4. Not Testing the Country Before Giving Up Everything

I have seen people sell their apartment, leave their permanent job, move all their belongings, only to realize three months later that the chosen country did not suit them at all. That it was too hot. That the language was an insurmountable barrier. That the pace of life did not match what they had imagined.

A two-week tourist trip does not tell you how you will live there. What you need is at least a one- to three-month stay in “local living” mode: rent an apartment, cook, do the grocery shopping, use public transportation, work from cafes or co-working spaces.

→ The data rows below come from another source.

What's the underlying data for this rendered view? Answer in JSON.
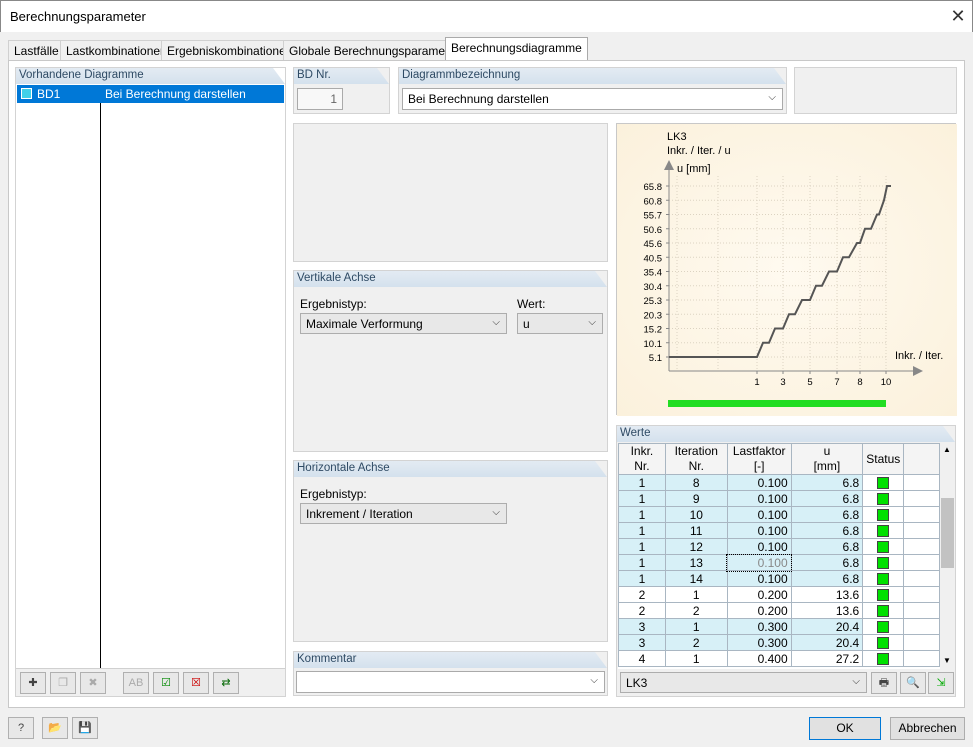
{
  "window": {
    "title": "Berechnungsparameter"
  },
  "tabs": [
    "Lastfälle",
    "Lastkombinationen",
    "Ergebniskombinationen",
    "Globale Berechnungsparameter",
    "Berechnungsdiagramme"
  ],
  "left": {
    "header": "Vorhandene Diagramme",
    "items": [
      {
        "id": "BD1",
        "name": "Bei Berechnung darstellen"
      }
    ]
  },
  "bd": {
    "header": "BD Nr.",
    "value": "1"
  },
  "diag": {
    "header": "Diagrammbezeichnung",
    "value": "Bei Berechnung darstellen"
  },
  "vertical": {
    "header": "Vertikale Achse",
    "type_label": "Ergebnistyp:",
    "type_value": "Maximale Verformung",
    "val_label": "Wert:",
    "val_value": "u"
  },
  "horizontal": {
    "header": "Horizontale Achse",
    "type_label": "Ergebnistyp:",
    "type_value": "Inkrement / Iteration"
  },
  "comment": {
    "header": "Kommentar",
    "value": ""
  },
  "chart_data": {
    "type": "line",
    "title": "LK3",
    "subtitle": "Inkr. / Iter. / u",
    "ylabel": "u [mm]",
    "xlabel": "Inkr. / Iter.",
    "yticks": [
      "65.8",
      "60.8",
      "55.7",
      "50.6",
      "45.6",
      "40.5",
      "35.4",
      "30.4",
      "25.3",
      "20.3",
      "15.2",
      "10.1",
      "5.1"
    ],
    "xticks": [
      "1",
      "3",
      "5",
      "7",
      "8",
      "10"
    ],
    "progress": 1.0
  },
  "values": {
    "header": "Werte",
    "columns": [
      [
        "Inkr.",
        "Nr."
      ],
      [
        "Iteration",
        "Nr."
      ],
      [
        "Lastfaktor",
        "[-]"
      ],
      [
        "u",
        "[mm]"
      ],
      [
        "",
        "Status"
      ]
    ],
    "rows": [
      [
        "1",
        "8",
        "0.100",
        "6.8"
      ],
      [
        "1",
        "9",
        "0.100",
        "6.8"
      ],
      [
        "1",
        "10",
        "0.100",
        "6.8"
      ],
      [
        "1",
        "11",
        "0.100",
        "6.8"
      ],
      [
        "1",
        "12",
        "0.100",
        "6.8"
      ],
      [
        "1",
        "13",
        "0.100",
        "6.8"
      ],
      [
        "1",
        "14",
        "0.100",
        "6.8"
      ],
      [
        "2",
        "1",
        "0.200",
        "13.6"
      ],
      [
        "2",
        "2",
        "0.200",
        "13.6"
      ],
      [
        "3",
        "1",
        "0.300",
        "20.4"
      ],
      [
        "3",
        "2",
        "0.300",
        "20.4"
      ],
      [
        "4",
        "1",
        "0.400",
        "27.2"
      ]
    ],
    "lc": "LK3"
  },
  "buttons": {
    "ok": "OK",
    "cancel": "Abbrechen"
  }
}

This is a modest investment compared to the cost of a failed expatriation.

Destinations like Portugal or Thailand lend themselves particularly well to this test. You can discover how to move to Portugal or how to move to Thailand to prepare a trial stay under the best conditions.

5. Ignoring Health Coverage

Your home country’s public health system typically does not follow you abroad, at least not indefinitely. Some countries offer voluntary affiliation schemes for expatriates, and the European Commission’s guide for citizens living abroad covers EU cross-border healthcare rights. These options are often paid and not suited to all profiles.

I have seen people leave without any international coverage, convinced they were young and healthy. Until the day there was an emergency hospitalization costing 8,000 euros. Or a medical evacuation costing 30,000 euros.

International health insurance (such as Cigna or comparable) costs between 80 and 200 euros per month depending on your age and level of coverage. It is non-negotiable.

6. Romanticizing the Destination

Instagram lies. Travel blogs lie. Or rather: they show the idealized version of a reality that also has its less photogenic aspects.

Bali is also power outages, visa issues, administrative corruption, stifling heat six months a year, and difficulties opening a bank account as a foreigner. Dubai is also the absence of organic social life, culture shock, and the difficulty of integrating in a transient city.

This is not to discourage, it is to calibrate expectations. Read testimonials from expats who have been living in your target country for more than two years, not digital nomads on a six-month stay.

7. Making the Decision in a Rush

An expatriation decided after a bout of blues, a workplace conflict, a breakup, or a heated discussion about taxes is rarely the best-prepared expatriation. And a poorly prepared expatriation often means a rushed return to France, with your tail between your legs and your finances damaged.

The decision to leave deserves at least six months of serious consideration: choice of country, tax strategy, professional status, health coverage, housing, local network. This is not procrastination; it is preparation.


These mistakes have one thing in common: they all stem from a lack of information or insufficient preparation. None is irreparable, but some are costly, in money, energy, and time. Expatriation is a great decision. It deserves to be made with eyes wide open.